Kennan Garvey was a cycling enthusiast, taught children about bikes when he was in the Peace Corps and wanted to volunteer for Phoenix Bikes after he retired, his widow, Arlington County Board member Libby Garvey said.
Since she created the fund, Garvey has aimed to raise $56,000 for Phoenix Bikes, a thousand dollars for each year her husband lived.
“When people first pass away, people want to give money, and people don’t forget,” Garvey said, “but they don’t remember so much [as time goes by]. I thought a ride would be a great way to keep the fund going and organized.”
When her husband died unexpectedly from a heart attack on Jan. 19, 2008, Garvey said she knew she wanted to set up a memorial for him to benefit Phoenix Bikes.
“Probably at about 2:00 a.m. that night it came to me that this would be the perfect memorial for him,” Garvey said.
The charity bicycle ride will start and end at Phoenix Bikes at 4200 S. Four Mile Run Drive, and will span the entire trail. There will be turn-around points at 15, 30 and 45 miles into the trail, allowing riders to bike 30, 60, or 90 miles. Riders can also do an extra 10 miles on the Custis Trail to complete a full 100-mile-ride, according to Phoenix Bikes Executive Director Henry Dunbar.
“It’s a great ride, really suitable for kids,” Garvey said. “You don’t have to cross roads much and there aren’t any huge hills.”

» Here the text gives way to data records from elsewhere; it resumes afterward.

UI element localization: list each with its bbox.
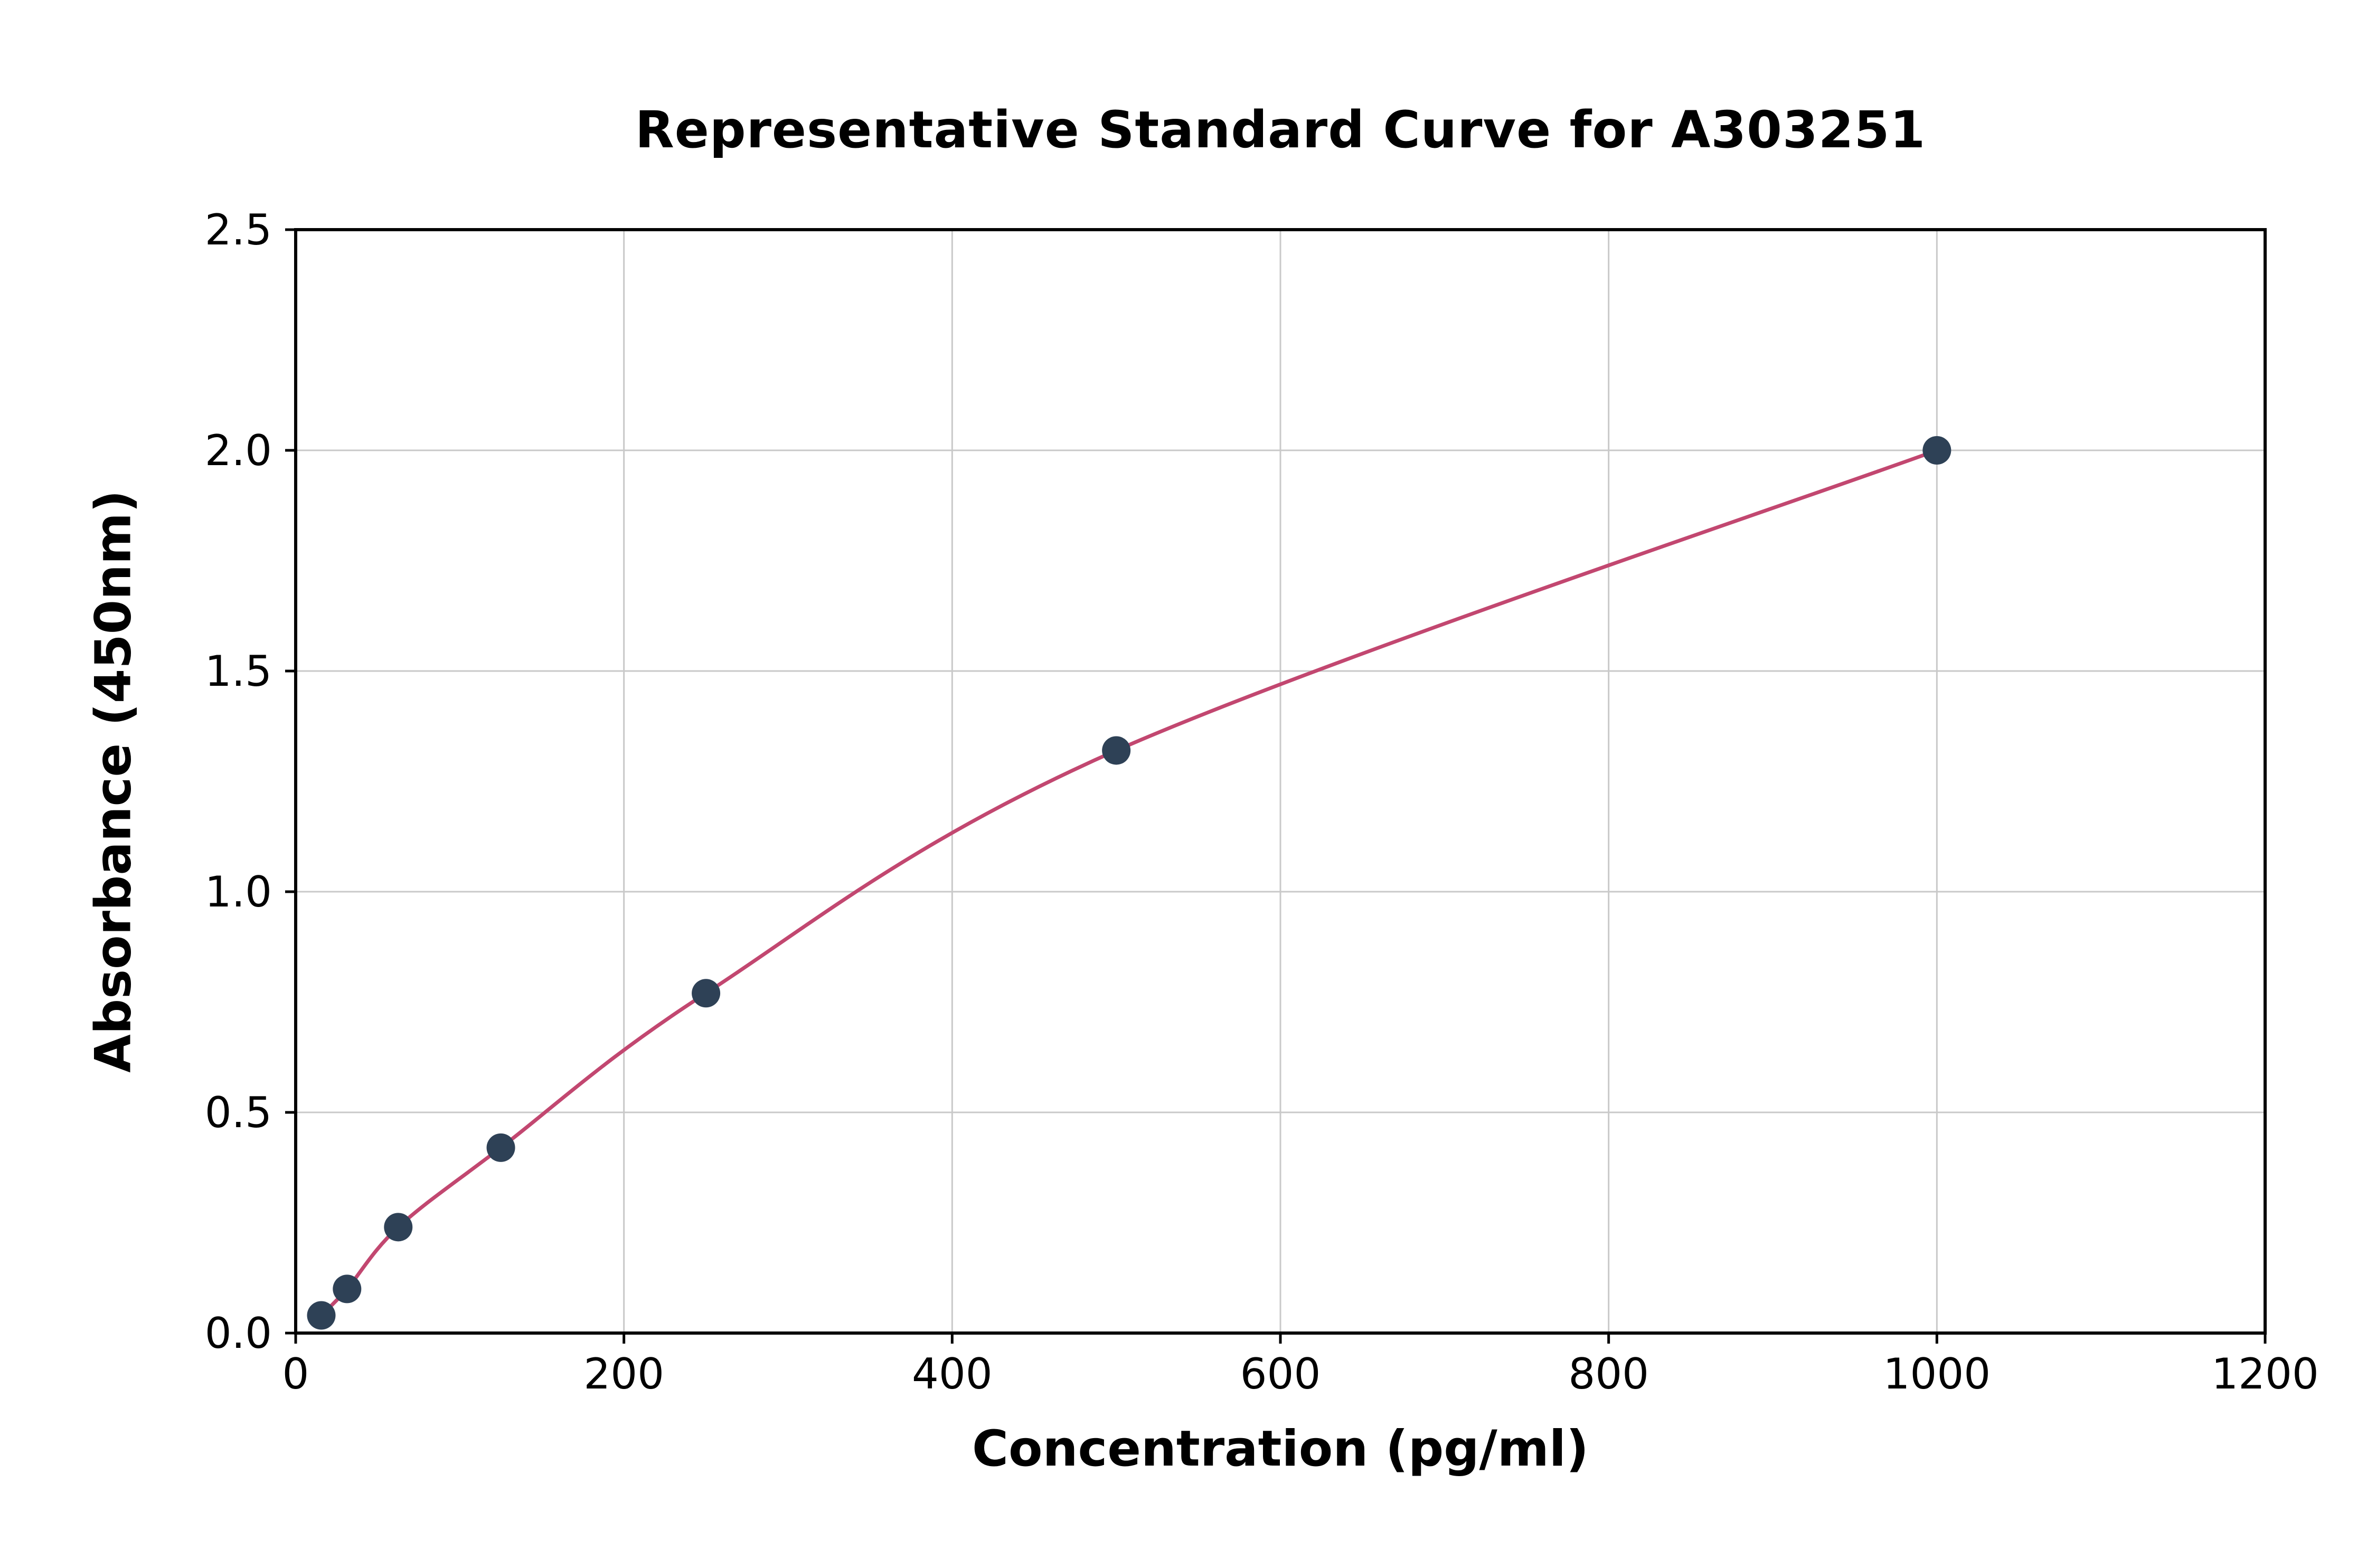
x-tick-label: 600 [1240, 1349, 1321, 1399]
data-point [384, 1213, 413, 1242]
y-tick-label: 1.5 [205, 647, 272, 696]
y-tick-label: 2.0 [205, 426, 272, 475]
x-tick-label: 1000 [1883, 1349, 1991, 1399]
x-tick-label: 0 [282, 1349, 309, 1399]
data-point [1102, 736, 1131, 765]
y-axis-label: Absorbance (450nm) [84, 490, 143, 1073]
data-point [307, 1301, 336, 1330]
x-tick-label: 200 [583, 1349, 664, 1399]
x-axis-label: Concentration (pg/ml) [972, 1420, 1589, 1478]
data-point [333, 1274, 362, 1303]
y-tick-label: 0.0 [205, 1309, 272, 1358]
y-tick-label: 2.5 [205, 205, 272, 254]
chart-title: Representative Standard Curve for A30325… [635, 100, 1926, 159]
y-tick-label: 1.0 [205, 867, 272, 917]
y-tick-label: 0.5 [205, 1088, 272, 1137]
x-tick-label: 400 [912, 1349, 993, 1399]
x-tick-label: 1200 [2211, 1349, 2319, 1399]
data-point [692, 979, 721, 1008]
x-tick-label: 800 [1568, 1349, 1649, 1399]
fit-curve [319, 448, 1939, 1318]
data-point [1922, 436, 1951, 465]
data-point [486, 1133, 515, 1162]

Garvey and Phoenix Bikes partnered to raise money in her husband’s name for the nonprofit in 2008, and have wanted to organize a ride to feed the fund for the past five years, Dunbar said.
“Kennan was an avid cyclist and obviously a very connected member of the community,” Dunbar said. “Having an annual event that would continue to memorialize him and build on this fund is part of our plan to grow.”
Phoenix Bikes plans to use the fund, which has a goal of $10,000 for Saturday’s ride, to help its effort to build a new education center that will have room for more of the young bicyclists it mentors, Dunbar said. The current location accommodates eight to 10 middle school-aged children, who are taught bike repair and business skills, but Phoenix Bikes wants to double that with the new building.
Registration is still open for the ride, and those interested in donating but not riding can sponsor a rider, like Garvey’s grandson, who learned about bicycling from his late grandfather. Garvey said that the goal is for every rider to pledge $500 via either donation or sponsorship. The fund has has raised $4,120 so far.
“We’re getting there,” Garvey said. “I’m not sure if we’ll make it to $10,000, but we’re getting there.”
Although Garvey broke her collarbone in May while training for the ride and will not participate this year, she said she will be there to cheer on her family members and the other riders.
“For whatever reason I wasn’t meant to ride this one,” Garvey said.
Garvey and Dunbar said they plan to hold the ride annually to keep the Kennan Garvey Memorial Fund growing, and to make sure that he is remembered.
“It’s hard, but it is what it is,” Garvey said of the loss of her late husband. “We had a great life together.”